Experiment 3: TMS intensity calibration

To calibrate the TMS intensity for an individual, we first applied the TMS on the toe area in the primary motor cortex and gradually increased the stimulus intensity until we visibly observed a toe movement (which we call the motor threshold). The motor threshold value was used to calibrate the TMS on the dACC. We utilized a TMS intensity corresponding to 110% of the motor threshold on the ACC following previous studies[27,35]. A total of 320 single pulses were given to the dACC repetitively at a frequency of 1 Hz. Off-line low-frequency stimulation is known to have an inhibitory after-effect on the stimulated brain areas[38]. Because the task duration was less than 2.5 min, a 5-min stimulation was sufficient to produce suppressive effects through our experiments on the dACC[28].

Experiment 3: experiment sessions

Following the TMS setup, the participants did two 40 trial sessions of the 6-button sequence, and two 40 trial sessions of the 4-button sequence, and two 20 trial sessions of the 10-button sequence. This was followed by a stimulation period in which 15 participants were subjected to 320 pulses of the 1-Hz TMS. The remaining 14 participants were subjected to a SHAM stimulation, where a 1-cm thick plastic board was put between the scalp and the TMS coil. Therefore, the participants sensed the vibration of the coil, but the stimulation did not affect their brain activity. Importantly, none of the 29 participants had prior experience with TMS.

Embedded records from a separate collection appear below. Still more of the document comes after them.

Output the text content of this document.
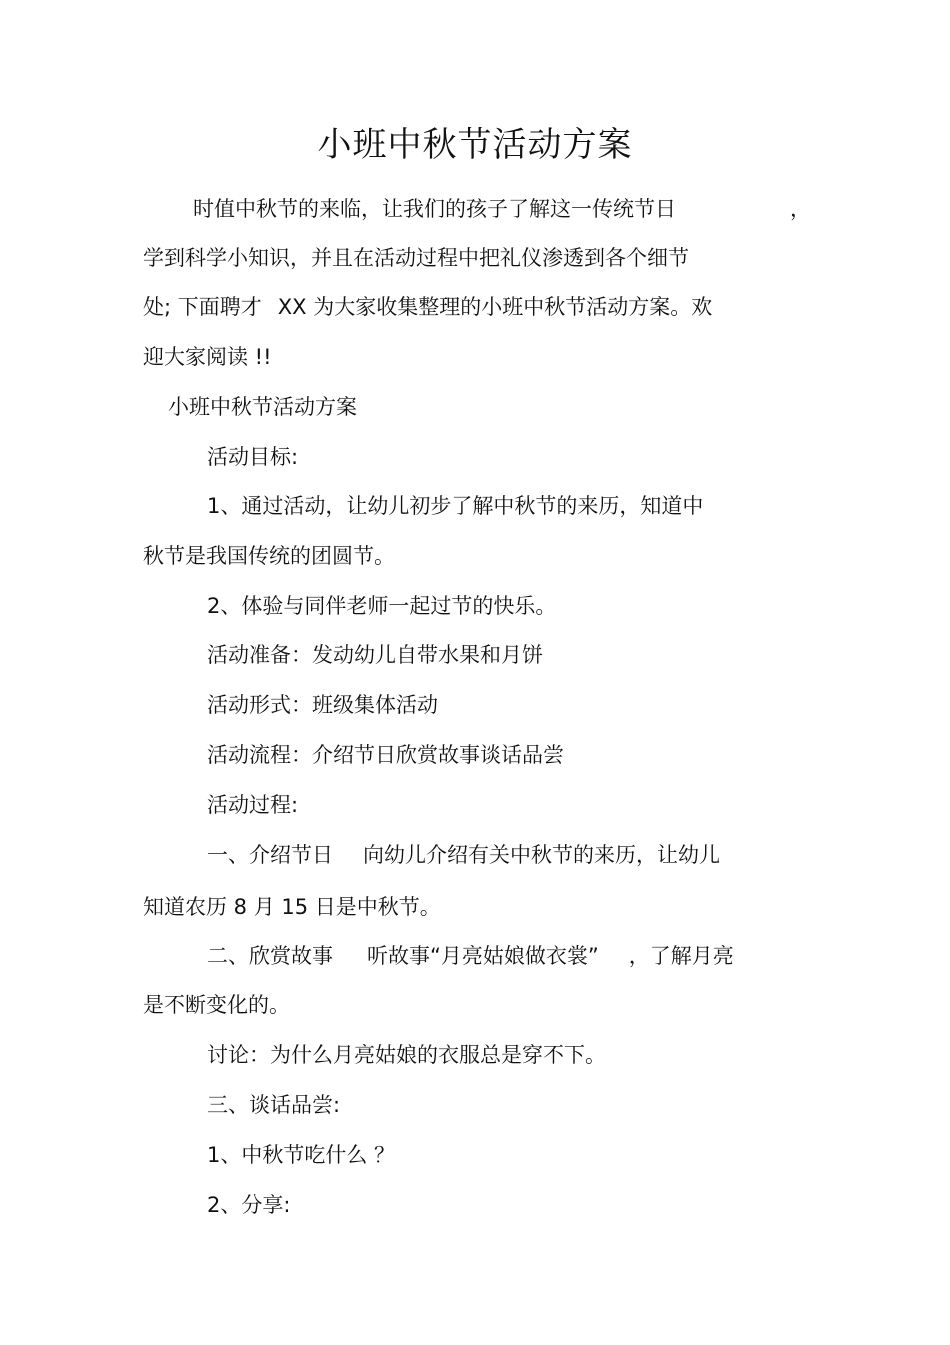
小班中秋节活动方案
时值中秋节的来临，让我们的孩子了解这一传统节日	，
学到科学小知识，并且在活动过程中把礼仪渗透到各个细节
处; 下面聘才 XX 为大家收集整理的小班中秋节活动方案。欢
迎大家阅读 !!
小班中秋节活动方案
活动目标:
1、通过活动，让幼儿初步了解中秋节的来历，知道中
秋节是我国传统的团圆节。
2、体验与同伴老师一起过节的快乐。
活动准备：发动幼儿自带水果和月饼
活动形式：班级集体活动
活动流程：介绍节日欣赏故事谈话品尝
活动过程:
一、介绍节日 向幼儿介绍有关中秋节的来历，让幼儿
知道农历 8 月 15 日是中秋节。
二、欣赏故事 听故事“月亮姑娘做衣裳” ，了解月亮
是不断变化的。
讨论：为什么月亮姑娘的衣服总是穿不下。
三、谈话品尝:
1、中秋节吃什么 ？
2、分享:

Finally, after the stimulation, all participants went on to the 10-button anxiety test session. All instructions for the session in Experiment 3 were the same as in Experiment 2.

Experiment 3: behavioral data analysis

All data are plotted in Fig. 3 and Supplementary Fig. 3 with participants grouped as TMS and SHAM part learners.

Experiment 3: GSR, PPG, Questionnaire

GSR and PPG were collected and analyzed as in Experiment 2. All participants filled the Self-perceived Anxiety Questionnaire as in Experiment 2.

Statistical comparisons

While performing comparisons for all experiments, we checked for the normality of the datasets using the Shapiro–Wilk test. Parametric analysis (t-test or ANOVA) was used for comparisons when the data groups were normal, and non-parametric tests (Wilcoxon signed rank or rank sum, or Kruskal Wallis test) were used when one or more of the datasets were non-normal. All statistical tests were two-tailed in nature.